The “Service Dog PSA” opens with the story of a woman who tripped and fell while with her service dog. The dog, who was trained to get an adult if she has a seizure, tried to get the attention of a nearby woman, who “was swatting him and telling him to go away.”
Little did the woman know that she was ignoring a sign that there may be a nearby emergency.
“If a service dog without a person approaches you, it means the person is down and in need of help,” the post continues. “Don’t get scared, don’t get annoyed, follow the dog!”
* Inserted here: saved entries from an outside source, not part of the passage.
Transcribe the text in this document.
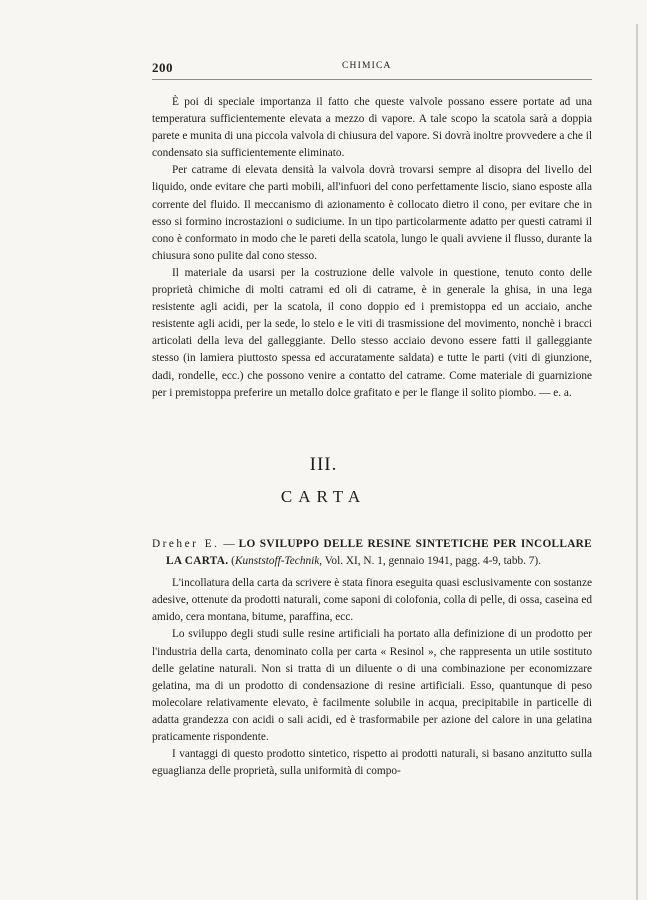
200	CHIMICA

È poi di speciale importanza il fatto che queste valvole possano essere portate ad una temperatura sufficientemente elevata a mezzo di vapore. A tale scopo la scatola sarà a doppia parete e munita di una piccola valvola di chiusura del vapore. Si dovrà inoltre provvedere a che il condensato sia sufficientemente eliminato.

Per catrame di elevata densità la valvola dovrà trovarsi sempre al disopra del livello del liquido, onde evitare che parti mobili, all'infuori del cono perfettamente liscio, siano esposte alla corrente del fluido. Il meccanismo di azionamento è collocato dietro il cono, per evitare che in esso si formino incrostazioni o sudiciume. In un tipo particolarmente adatto per questi catrami il cono è conformato in modo che le pareti della scatola, lungo le quali avviene il flusso, durante la chiusura sono pulite dal cono stesso.

Il materiale da usarsi per la costruzione delle valvole in questione, tenuto conto delle proprietà chimiche di molti catrami ed oli di catrame, è in generale la ghisa, in una lega resistente agli acidi, per la scatola, il cono doppio ed i premistoppa ed un acciaio, anche resistente agli acidi, per la sede, lo stelo e le viti di trasmissione del movimento, nonchè i bracci articolati della leva del galleggiante. Dello stesso acciaio devono essere fatti il galleggiante stesso (in lamiera piuttosto spessa ed accuratamente saldata) e tutte le parti (viti di giunzione, dadi, rondelle, ecc.) che possono venire a contatto del catrame. Come materiale di guarnizione per i premistoppa preferire un metallo dolce grafitato e per le flange il solito piombo. — e. a.

III.
CARTA

Dreher E. — LO SVILUPPO DELLE RESINE SINTETICHE PER INCOLLARE LA CARTA. (Kunststoff-Technik, Vol. XI, N. 1, gennaio 1941, pagg. 4-9, tabb. 7).

L'incollatura della carta da scrivere è stata finora eseguita quasi esclusivamente con sostanze adesive, ottenute da prodotti naturali, come saponi di colofonia, colla di pelle, di ossa, caseina ed amido, cera montana, bitume, paraffina, ecc.

Lo sviluppo degli studi sulle resine artificiali ha portato alla definizione di un prodotto per l'industria della carta, denominato colla per carta « Resinol », che rappresenta un utile sostituto delle gelatine naturali. Non si tratta di un diluente o di una combinazione per economizzare gelatina, ma di un prodotto di condensazione di resine artificiali. Esso, quantunque di peso molecolare relativamente elevato, è facilmente solubile in acqua, precipitabile in particelle di adatta grandezza con acidi o sali acidi, ed è trasformabile per azione del calore in una gelatina praticamente rispondente.

I vantaggi di questo prodotto sintetico, rispetto ai prodotti naturali, si basano anzitutto sulla eguaglianza delle proprietà, sulla uniformità di compo-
“If it had been an emergency situation, I could have vomited and choked, I could have hit my head, I could have had so many things happen to me…. if what’s-his-face could understand that [L]assie wanted him to go to the well, you can figure out that a dog in a vest proclaiming it is a service dog wants you to follow him.”
The post, which went up on Saturday, has since been shared over 163,000 times, so hopefully the word is getting out. The woman who posted it said that while it wasn’t her personal story (it originally appeared on Tumblr), she was glad to educate so many people about what to do in these situations, which could be life-or-death scenarios.
After the post appeared online, the Today show investigated the issue further, speaking with a professional dog trainer about what exactly to do when an active service dog approaches you alone.
The trainer expanded on the information in the original Twitter post, explaining exactly how a service dog might alert you to an issue and how you can let it know that you are there to help.
“What they’re going to do is take their nose and nudge your leg,” she explained, mentioning that service dogs are not often trained to jump or bark. “If you see a dog in vest without a person attached to it, follow it.”
As for how to respond to a service dog looking for help:
“The verbal cue is not going to be a secret password,” she said. “You can say, ‘What?’ or ‘Where?’ or just start walking [to follow the dog].”
The response to the information, which is new to many, was widespread.
Bottom line, the internet is sometimes a complete gem when it comes to alerting people of little-known facts that could literally end up saving a life.